Lub możesz po prostu zawrzeć własną umowę licencyjną. Po prostu upewnij się, że zgadzasz się, w jaki sposób chcesz obchodzić się z prawami autorskimi, gdy jedno z was chce kontynuować bez siebie ze względu na różnice twórcze i jak radzić sobie z wszelkimi zyskami i stratami. Tylko wskazówka: nie zgadzaj się na równy podział zysków. Wkrótce zdasz sobie sprawę, że wszyscy inwestujesz w projekt różne ilości czasu i energii. Dla tych z was, którzy uważają, że zrobili więcej niż inni, nawet równy podział wkrótce będzie bardzo niesprawiedliwy.

Philipp
źródło
Gra za darmo nie oznacza, że ​​jest to organizacja non-profit, ani nie oznacza, że ​​będzie open source.
MichaelHouse
3

Myślę, że jeśli planujesz to sprzedać (lub wykorzystać jako profesjonalny projekt), umowa byłaby odpowiednia, a gdyby to była tylko zabawa, umowa jest za burtą. jeśli dostaniesz umowę, upewnij się, że prawnik ją sprawdził, aby załatać wszystkie luki. Jeśli naprawdę nie chcesz, aby był dystrybuowany, ale nie tworzysz go jako profesjonalny projekt, przyjazna umowa powinna wystarczyć.

Dylan Katz
źródło
1

Polecam umowę niezależnie od tego, co robisz. Jeśli nie przyniesie to zysków, prostsze będzie działać, ponieważ „duch porozumienia” może być ważny w procesach cywilnych.

Nie jestem prawnikiem, a to nie stanowi właściwej porady prawnej. To tylko moja opinia i powinieneś sprawdzić lokalne przepisy.

Almo
źródło
Darmowa gra nie oznacza non-profit.
MichaelHouse
Gdzie w mojej odpowiedzi jest napisane za darmo = nie dla zysku? Powiedziałem, że JEŚLI to nie jest dla zysku, czułbym się swobodniej z luźniejszą umową. Pytanie nie określa, czy jest to zysk.
Almo
Racja, nie określa, więc nie widzę powodu, by to zakładać. Sugerujesz, że przyjmowanie tego założenia jest bezpłatne == nie dla zysku. Zasadniczo twoja odpowiedź brzmi, że zalecasz skorzystanie z umowy. Następnie zagłębiasz się w hipotetyczne sytuacje.
MichaelHouse
Dlatego moja odpowiedź brzmi: „Użyj umowy. Jeśli nie jest to dla zysku, nie musi być tak ścisłe”. Nie widzę problemu.
Almo
Właśnie wskazałem, że wydajesz się niepoprawnie zakładać. Teraz jest jasne, że to dziwne założenie, ponieważ nie ma dowodów na to, że nie ma zysku. Nie ma problemu.
MichaelHouse
1

Bez względu na to, czy jest za darmo, czy nie, lepiej mieć jakąś umowę, niż w ogóle, zwłaszcza jeśli ludzie nie zamierzają o tym myśleć (i nie powinni, jeśli jest to uczciwe). Nawet w przypadku darmowych projektów produktowych służy to ograniczeniu możliwości korzystania ze wszystkich zasobów lub na przykład połowy kodu.

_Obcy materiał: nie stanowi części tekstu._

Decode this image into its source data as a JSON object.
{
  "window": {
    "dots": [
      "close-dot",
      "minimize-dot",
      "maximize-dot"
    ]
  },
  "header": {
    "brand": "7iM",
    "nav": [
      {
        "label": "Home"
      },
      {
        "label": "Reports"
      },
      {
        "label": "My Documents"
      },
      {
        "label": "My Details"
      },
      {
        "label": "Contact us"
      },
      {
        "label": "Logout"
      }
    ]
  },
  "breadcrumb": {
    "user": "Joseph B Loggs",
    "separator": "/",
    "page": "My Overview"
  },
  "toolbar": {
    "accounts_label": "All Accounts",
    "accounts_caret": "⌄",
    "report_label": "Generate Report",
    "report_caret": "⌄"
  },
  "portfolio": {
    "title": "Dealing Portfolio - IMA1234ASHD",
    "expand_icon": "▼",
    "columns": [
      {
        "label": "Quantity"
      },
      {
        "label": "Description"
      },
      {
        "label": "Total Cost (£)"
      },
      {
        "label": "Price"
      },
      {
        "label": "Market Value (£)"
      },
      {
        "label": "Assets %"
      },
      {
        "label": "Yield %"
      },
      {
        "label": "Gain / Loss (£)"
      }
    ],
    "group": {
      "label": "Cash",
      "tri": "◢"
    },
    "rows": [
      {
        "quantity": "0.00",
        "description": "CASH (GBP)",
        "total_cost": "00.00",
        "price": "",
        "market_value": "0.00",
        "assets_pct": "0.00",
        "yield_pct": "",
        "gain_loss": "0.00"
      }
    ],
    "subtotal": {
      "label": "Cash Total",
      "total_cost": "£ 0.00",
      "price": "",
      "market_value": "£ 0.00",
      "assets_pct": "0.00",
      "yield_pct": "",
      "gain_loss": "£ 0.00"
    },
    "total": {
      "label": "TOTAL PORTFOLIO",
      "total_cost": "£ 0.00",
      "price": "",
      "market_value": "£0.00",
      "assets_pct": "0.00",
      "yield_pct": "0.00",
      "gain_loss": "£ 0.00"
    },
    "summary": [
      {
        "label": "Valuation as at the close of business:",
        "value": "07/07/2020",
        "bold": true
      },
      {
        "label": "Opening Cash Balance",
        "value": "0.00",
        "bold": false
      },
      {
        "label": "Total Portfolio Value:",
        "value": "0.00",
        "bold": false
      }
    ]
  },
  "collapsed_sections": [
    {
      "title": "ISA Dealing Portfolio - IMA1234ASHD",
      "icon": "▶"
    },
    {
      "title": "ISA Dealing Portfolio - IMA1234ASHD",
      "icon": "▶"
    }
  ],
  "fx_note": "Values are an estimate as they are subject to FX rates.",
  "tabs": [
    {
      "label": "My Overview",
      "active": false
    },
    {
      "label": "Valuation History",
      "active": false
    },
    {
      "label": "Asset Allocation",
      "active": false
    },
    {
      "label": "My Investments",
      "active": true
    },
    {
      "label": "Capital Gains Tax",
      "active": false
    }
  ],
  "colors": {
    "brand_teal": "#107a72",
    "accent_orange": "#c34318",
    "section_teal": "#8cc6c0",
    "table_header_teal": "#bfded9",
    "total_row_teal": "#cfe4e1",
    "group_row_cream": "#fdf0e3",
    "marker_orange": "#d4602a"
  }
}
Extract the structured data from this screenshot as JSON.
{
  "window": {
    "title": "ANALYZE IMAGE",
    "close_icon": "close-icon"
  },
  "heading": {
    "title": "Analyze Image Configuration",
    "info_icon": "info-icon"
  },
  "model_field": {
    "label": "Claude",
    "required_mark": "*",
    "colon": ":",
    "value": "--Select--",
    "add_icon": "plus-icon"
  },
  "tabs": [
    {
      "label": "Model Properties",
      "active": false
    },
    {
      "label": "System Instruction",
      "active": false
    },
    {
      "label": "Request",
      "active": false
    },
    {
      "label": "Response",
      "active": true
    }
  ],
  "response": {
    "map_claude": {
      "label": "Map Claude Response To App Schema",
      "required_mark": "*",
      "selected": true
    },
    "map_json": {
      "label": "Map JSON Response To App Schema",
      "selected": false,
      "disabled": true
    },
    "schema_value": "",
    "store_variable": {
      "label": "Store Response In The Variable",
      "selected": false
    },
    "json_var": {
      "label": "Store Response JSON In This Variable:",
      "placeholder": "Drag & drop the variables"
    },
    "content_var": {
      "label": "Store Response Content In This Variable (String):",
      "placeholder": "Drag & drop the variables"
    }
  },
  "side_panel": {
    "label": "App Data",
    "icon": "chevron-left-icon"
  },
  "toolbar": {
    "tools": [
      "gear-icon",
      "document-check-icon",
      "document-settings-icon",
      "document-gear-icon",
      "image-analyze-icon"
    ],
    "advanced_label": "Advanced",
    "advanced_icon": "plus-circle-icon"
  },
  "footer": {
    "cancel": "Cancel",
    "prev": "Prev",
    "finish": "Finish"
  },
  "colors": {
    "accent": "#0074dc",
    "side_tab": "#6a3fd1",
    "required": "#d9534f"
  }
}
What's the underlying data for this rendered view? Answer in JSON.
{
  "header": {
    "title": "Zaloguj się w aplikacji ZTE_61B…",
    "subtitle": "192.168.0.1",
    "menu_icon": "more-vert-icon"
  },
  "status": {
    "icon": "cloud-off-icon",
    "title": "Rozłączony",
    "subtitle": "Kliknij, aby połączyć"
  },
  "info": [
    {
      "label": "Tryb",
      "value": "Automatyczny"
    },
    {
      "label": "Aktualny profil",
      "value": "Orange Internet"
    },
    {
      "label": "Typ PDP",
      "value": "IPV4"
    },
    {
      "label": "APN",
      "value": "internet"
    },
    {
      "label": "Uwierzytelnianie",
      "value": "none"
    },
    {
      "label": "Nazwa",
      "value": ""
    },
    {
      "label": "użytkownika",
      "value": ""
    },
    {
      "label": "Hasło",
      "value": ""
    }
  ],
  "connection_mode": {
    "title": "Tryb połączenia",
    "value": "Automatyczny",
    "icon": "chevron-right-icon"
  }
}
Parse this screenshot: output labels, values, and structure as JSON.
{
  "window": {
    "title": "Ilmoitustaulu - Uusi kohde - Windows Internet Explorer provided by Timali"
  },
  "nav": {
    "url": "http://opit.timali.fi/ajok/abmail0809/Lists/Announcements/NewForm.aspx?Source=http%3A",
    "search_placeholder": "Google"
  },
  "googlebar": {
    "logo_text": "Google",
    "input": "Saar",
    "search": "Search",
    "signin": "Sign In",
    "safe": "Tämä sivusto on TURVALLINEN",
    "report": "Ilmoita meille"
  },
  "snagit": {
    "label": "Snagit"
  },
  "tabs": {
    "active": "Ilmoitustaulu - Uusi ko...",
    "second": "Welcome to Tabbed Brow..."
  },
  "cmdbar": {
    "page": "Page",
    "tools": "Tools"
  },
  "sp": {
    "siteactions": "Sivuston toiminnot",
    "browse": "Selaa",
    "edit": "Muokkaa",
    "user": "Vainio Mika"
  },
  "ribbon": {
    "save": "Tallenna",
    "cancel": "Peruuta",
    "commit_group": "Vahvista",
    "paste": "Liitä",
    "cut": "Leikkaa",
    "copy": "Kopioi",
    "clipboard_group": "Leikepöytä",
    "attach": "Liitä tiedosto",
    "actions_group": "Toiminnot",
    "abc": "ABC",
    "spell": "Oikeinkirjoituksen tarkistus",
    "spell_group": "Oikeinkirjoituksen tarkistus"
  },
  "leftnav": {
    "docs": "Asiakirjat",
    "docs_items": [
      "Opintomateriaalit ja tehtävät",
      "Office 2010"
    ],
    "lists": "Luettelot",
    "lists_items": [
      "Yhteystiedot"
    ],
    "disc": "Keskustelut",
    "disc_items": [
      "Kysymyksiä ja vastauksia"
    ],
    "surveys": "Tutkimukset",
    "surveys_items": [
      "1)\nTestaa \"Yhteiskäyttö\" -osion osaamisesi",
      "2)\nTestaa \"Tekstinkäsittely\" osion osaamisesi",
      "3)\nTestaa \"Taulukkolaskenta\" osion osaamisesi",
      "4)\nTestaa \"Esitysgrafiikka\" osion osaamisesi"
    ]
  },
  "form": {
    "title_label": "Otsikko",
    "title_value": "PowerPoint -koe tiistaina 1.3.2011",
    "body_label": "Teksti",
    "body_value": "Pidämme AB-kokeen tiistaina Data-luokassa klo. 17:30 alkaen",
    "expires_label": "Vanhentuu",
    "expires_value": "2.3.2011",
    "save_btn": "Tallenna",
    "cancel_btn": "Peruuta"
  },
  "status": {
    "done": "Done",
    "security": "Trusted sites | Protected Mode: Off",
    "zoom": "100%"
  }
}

Tak naprawdę to byłbym moim głównym zmartwieniem, gdybym był w twoich butach: jak stworzyć środowisko sprzyjające ludziom pozostającym w pobliżu przez cały czas trwania projektu; lub jeśli nie mogą / nie mogą, w jaki sposób możemy złagodzić ich wpływ (np. czy możemy zachować lub przynajmniej zachować prawa do używania, ich kodu lub zasobów)?

Być może powinieneś także objąć to, co ludzie rezygnują, jeśli dobrowolnie opuszczą projekt, a jeśli nie mają wyboru (w zależności od tego, ile wiedzy na ten temat możesz realistycznie mieć; trudno powiedzieć, czy zdalny członek zespołu cierpi np. rozwód lub jeśli po prostu postanowili rzucić projekt na rzecz czegoś, co wyglądałoby dla nich przyjemniej).